Esse enquadramento afeta diretamente países que aprofundaram relações com a China nas últimas décadas. Investimentos chineses em energia, portos, infraestrutura, mineração e logística passam a ser vistos não apenas como acordos comerciais, mas como potenciais ameaças estratégicas. Na prática, isso pode se traduzir em pressões diplomáticas, condicionamento de acordos bilaterais e tentativas de bloqueio ou revisão de projetos considerados sensíveis.

O impacto tende a ser ainda maior sobre potências regionais como o Brasil, que mantêm uma diplomacia historicamente voltada à multipolaridade e ao não alinhamento automático. Com a China como principal parceira comercial, o país se vê diante de um dilema crescente: preservar sua autonomia estratégica ou administrar uma relação mais exigente com Washington, agora menos disposta a tolerar ambiguidades.

Há também o risco de a Doutrina Donroe retomar tensões políticas internas e regionais, ao estimular uma divisão mais clara entre governos considerados “alinhados” e “problemáticos”. A experiência histórica latino-americana mostra que políticas desse tipo frequentemente caminham junto com sanções, isolamento diplomático e apoio seletivo a determinados atores políticos.
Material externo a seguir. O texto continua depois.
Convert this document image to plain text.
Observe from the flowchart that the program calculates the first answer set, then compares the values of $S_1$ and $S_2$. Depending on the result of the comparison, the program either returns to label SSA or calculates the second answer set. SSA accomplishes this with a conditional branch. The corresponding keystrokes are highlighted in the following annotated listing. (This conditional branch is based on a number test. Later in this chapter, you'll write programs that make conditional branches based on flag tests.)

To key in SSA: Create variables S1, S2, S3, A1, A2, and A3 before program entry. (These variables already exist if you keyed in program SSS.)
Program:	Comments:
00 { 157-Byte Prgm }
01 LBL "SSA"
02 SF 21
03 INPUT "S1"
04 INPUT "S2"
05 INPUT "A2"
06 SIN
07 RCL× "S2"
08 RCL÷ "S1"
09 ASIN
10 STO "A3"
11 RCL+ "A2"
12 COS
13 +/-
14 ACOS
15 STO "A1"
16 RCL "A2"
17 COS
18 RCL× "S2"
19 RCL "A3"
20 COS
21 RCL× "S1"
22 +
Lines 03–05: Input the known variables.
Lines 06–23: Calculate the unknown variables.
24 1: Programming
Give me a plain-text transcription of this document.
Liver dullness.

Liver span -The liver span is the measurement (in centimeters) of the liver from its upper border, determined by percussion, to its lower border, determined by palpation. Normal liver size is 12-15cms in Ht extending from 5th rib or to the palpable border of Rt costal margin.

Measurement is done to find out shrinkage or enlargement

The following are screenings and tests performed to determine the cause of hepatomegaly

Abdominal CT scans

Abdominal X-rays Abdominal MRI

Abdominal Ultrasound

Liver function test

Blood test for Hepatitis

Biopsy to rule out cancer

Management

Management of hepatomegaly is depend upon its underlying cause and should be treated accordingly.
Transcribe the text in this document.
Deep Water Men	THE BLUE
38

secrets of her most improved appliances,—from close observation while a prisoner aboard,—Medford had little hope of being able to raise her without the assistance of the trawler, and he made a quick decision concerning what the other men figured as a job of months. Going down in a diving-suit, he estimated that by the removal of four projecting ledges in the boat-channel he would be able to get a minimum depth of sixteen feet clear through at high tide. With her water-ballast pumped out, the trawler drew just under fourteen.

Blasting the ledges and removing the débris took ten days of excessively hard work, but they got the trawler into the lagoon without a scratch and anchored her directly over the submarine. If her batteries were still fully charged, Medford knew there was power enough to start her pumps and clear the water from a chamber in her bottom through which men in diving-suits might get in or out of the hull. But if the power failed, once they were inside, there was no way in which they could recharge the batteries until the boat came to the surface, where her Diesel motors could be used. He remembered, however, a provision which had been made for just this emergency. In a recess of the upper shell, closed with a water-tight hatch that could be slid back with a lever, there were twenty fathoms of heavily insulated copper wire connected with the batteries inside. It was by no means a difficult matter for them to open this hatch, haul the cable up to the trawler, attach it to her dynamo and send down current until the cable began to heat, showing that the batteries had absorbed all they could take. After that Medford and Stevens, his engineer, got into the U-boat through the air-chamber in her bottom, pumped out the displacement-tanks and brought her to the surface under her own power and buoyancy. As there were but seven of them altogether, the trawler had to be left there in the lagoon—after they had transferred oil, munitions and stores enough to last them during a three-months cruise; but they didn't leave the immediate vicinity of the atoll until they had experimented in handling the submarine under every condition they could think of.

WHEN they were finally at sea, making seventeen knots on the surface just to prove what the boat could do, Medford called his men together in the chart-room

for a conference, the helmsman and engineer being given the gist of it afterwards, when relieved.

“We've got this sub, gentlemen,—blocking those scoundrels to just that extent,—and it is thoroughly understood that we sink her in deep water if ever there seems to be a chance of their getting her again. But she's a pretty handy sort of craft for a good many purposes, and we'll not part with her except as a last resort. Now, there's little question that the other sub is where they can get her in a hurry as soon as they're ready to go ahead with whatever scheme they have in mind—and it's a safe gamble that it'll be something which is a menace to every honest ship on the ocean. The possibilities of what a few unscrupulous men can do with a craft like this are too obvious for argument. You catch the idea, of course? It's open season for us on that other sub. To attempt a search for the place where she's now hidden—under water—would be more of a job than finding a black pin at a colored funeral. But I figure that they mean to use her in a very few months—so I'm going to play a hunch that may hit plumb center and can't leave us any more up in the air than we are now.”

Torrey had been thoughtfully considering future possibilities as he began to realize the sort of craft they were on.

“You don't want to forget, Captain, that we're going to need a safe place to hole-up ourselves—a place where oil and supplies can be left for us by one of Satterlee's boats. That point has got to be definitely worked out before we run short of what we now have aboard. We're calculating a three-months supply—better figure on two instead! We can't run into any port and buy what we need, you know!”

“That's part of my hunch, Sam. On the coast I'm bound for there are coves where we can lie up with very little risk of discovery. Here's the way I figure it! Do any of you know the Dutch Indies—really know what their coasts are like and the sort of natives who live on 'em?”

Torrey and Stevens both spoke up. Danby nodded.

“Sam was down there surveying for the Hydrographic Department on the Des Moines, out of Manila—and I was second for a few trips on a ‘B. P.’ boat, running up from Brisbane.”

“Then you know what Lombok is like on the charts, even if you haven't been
Defensores da estratégia argumentam que os EUA apenas reagem a um vácuo deixado nos últimos anos, permitindo o avanço chinês em setores estratégicos do continente. Já críticos sustentam que a doutrina confunde concorrência econômica com ameaça militar e pode aprofundar ressentimentos históricos, dificultando a cooperação regional e o diálogo multilateral.

No fim, a Doutrina Donroe representa mais do que uma diretriz de segurança: ela sinaliza uma mudança de postura dos Estados Unidos, dispostos a reafirmar liderança no continente por meios mais duros e explícitos. Para a América Latina, o desafio será navegar esse novo cenário sem abrir mão de soberania, autonomia diplomática e capacidade de escolha em um mundo cada vez mais multipolar.